Qui l’eût cru ? Silvio Berlusconi apparaît comme le rempart du populisme de Beppe Grillo.
L’embellie européenne demeure sous la menace populiste. Après le Blitzkrieg conduit par Emmanuel Macron en France lors des élections présidentielle et législatives, après la victoire à la Pyrrhus d’Angela Merkel, qui, affaiblie par la percée de l’AfD, peine à constituer une coalition en Allemagne, la prochaine confrontation décisive prendra place en Italie. Les élections législatives qui se dérouleront entre février et avril 2018 s’organisent autour du Mouvement 5 étoiles de Beppe Grillo, qui conjugue la critique radicale du capitalisme et la volonté de sortir de la monnaie unique. Or l’Italie représente un risque systémique tant pour la zone euro, dont elle est la troisième économie, que pour les marchés financiers, du fait de sa dette publique de 2 280 milliards d’euros. Et l’arbitre inattendu de cette nouvelle confrontation entre réformisme et populisme n’est autre que Silvio Berlusconi.
Le scrutin italien s’inscrit dans un contexte plus favorable que prévu. Le gouvernement de Paolo Gentiloni, conçu à l’origine pour assurer un intérim, présente un bilan positif. La reprise économique s’affirme, avec une croissance de 1,5 % en 2017. Le chômage a été ramené à 11,2 %, contre 12,6 % en 2014. Le déficit public, qui s’élèvera à 2,1 % et 1,8 % du PIB en 2017 et 2018, est sous contrôle. Simultanément, la recapitalisation et la restructuration du système bancaire, qui croule sous 360 milliards d’euros de créances douteuses, ont été engagées. Surtout, l’afflux des migrants a été endigué, passant de 45 000 arrivées mensuelles en 2016 à moins de 15 000 par mois en 2017. Le financement d’une triple ligne de contrôle des mouvements de populations au nord du Sahel par les tribus, en Libye par les gardes-côtes, puis en Méditerranée par le déploiement de navires dotés d’hélicoptères et de drones, s’est révélé efficace à défaut d’être exemplaire du point de vue des droits de l’homme.

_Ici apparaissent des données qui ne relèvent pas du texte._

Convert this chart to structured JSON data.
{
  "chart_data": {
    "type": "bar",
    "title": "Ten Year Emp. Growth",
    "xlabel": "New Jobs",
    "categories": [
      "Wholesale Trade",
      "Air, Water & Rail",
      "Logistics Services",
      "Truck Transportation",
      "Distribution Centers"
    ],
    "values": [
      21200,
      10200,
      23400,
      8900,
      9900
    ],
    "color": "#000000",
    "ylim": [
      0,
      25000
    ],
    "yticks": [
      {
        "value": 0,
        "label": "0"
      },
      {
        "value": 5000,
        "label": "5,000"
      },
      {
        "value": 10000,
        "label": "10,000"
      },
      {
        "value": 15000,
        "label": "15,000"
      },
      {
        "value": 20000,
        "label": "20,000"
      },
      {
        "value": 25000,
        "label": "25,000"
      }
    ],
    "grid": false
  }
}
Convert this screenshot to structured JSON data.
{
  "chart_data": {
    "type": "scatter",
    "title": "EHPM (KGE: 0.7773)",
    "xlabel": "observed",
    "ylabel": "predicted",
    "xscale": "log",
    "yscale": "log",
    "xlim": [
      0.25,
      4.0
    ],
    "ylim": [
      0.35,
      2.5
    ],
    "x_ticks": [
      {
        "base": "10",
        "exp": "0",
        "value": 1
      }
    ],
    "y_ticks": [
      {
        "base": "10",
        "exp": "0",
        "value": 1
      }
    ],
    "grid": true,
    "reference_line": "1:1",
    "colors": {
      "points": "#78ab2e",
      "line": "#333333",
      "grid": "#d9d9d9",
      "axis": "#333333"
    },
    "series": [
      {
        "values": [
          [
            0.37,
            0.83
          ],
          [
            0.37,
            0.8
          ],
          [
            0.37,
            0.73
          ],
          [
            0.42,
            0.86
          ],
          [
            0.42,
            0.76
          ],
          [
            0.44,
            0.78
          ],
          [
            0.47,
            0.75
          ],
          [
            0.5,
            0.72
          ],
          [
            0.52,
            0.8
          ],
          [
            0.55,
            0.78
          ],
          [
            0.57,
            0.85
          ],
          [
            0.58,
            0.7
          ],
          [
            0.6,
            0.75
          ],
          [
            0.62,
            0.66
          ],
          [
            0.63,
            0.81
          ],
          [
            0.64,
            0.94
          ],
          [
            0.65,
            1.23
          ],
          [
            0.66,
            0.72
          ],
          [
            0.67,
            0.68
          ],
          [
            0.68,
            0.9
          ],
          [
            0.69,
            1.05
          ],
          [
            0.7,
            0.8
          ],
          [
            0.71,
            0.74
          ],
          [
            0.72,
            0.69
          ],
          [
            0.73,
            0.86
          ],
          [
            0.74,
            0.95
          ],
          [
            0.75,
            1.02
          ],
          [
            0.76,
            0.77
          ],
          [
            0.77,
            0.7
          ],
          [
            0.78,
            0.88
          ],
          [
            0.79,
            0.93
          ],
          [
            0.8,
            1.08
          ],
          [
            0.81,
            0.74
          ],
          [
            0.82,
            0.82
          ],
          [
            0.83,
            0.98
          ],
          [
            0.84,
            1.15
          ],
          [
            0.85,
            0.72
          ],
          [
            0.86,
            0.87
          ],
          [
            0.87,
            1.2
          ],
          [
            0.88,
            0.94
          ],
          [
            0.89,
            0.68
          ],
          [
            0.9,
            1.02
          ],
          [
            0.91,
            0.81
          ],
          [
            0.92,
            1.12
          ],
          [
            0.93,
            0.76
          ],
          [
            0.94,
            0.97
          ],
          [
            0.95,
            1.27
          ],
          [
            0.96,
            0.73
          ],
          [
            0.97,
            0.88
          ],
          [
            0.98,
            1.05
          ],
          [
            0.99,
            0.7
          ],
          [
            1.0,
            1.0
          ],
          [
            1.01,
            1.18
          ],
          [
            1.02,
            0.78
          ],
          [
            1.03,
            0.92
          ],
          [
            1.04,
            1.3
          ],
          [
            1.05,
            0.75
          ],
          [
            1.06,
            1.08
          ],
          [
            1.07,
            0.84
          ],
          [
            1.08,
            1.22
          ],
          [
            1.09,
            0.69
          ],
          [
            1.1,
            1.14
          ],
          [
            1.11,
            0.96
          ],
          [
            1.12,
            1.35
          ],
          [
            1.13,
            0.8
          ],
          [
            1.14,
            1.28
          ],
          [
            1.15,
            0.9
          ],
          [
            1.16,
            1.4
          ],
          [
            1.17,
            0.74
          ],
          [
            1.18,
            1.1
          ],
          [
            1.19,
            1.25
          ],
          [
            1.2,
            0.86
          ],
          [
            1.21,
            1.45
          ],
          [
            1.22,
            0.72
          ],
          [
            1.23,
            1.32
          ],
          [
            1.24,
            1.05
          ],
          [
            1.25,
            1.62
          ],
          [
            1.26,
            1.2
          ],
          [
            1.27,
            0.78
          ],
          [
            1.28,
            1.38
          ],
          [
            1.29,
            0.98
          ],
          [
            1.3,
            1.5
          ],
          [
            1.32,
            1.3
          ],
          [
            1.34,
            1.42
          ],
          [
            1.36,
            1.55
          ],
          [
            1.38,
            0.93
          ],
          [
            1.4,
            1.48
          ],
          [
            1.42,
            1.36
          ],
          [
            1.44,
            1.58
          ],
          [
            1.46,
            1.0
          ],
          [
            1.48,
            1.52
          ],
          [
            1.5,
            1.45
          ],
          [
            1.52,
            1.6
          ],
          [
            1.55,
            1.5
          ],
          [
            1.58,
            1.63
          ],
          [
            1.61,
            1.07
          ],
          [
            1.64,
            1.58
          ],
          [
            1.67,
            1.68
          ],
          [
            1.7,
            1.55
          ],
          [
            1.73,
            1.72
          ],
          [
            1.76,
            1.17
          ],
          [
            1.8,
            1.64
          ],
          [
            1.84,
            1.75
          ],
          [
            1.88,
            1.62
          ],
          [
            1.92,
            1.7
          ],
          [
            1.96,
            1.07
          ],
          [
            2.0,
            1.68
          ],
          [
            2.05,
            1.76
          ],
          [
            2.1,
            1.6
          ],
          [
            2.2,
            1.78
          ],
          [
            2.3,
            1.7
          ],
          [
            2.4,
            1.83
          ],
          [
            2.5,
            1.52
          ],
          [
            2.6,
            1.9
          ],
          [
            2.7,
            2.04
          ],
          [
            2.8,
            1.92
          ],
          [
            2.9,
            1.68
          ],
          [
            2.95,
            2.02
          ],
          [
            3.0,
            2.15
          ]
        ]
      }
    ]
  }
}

L’Italie bénéficie aussi de l’amélioration de la situation de l’Europe. D’un côté, la relance de la zone euro, qui affiche en 2017 une croissance supérieure à celle des Etats-Unis et du Royaume-Uni (2,3 %, contre 2,1 et 1,7 %), un taux de chômage réduit à 8,8 % de la population active, un déficit et une dette publics en baisse (1,1 % et 87 % du PIB). De l’autre, la dynamique politique favorable à l’intégration européenne et aux réformes créée par la victoire de Macron. A l’inverse, les expériences populistes accumulent les échecs, qu’il s’agisse de la calamiteuse gestion de Rome et de Milan par les affidés de Beppe Grillo, de la déconfiture du Brexit ou de la liquidation du leadership des États-Unis orchestrée par Donald Trump…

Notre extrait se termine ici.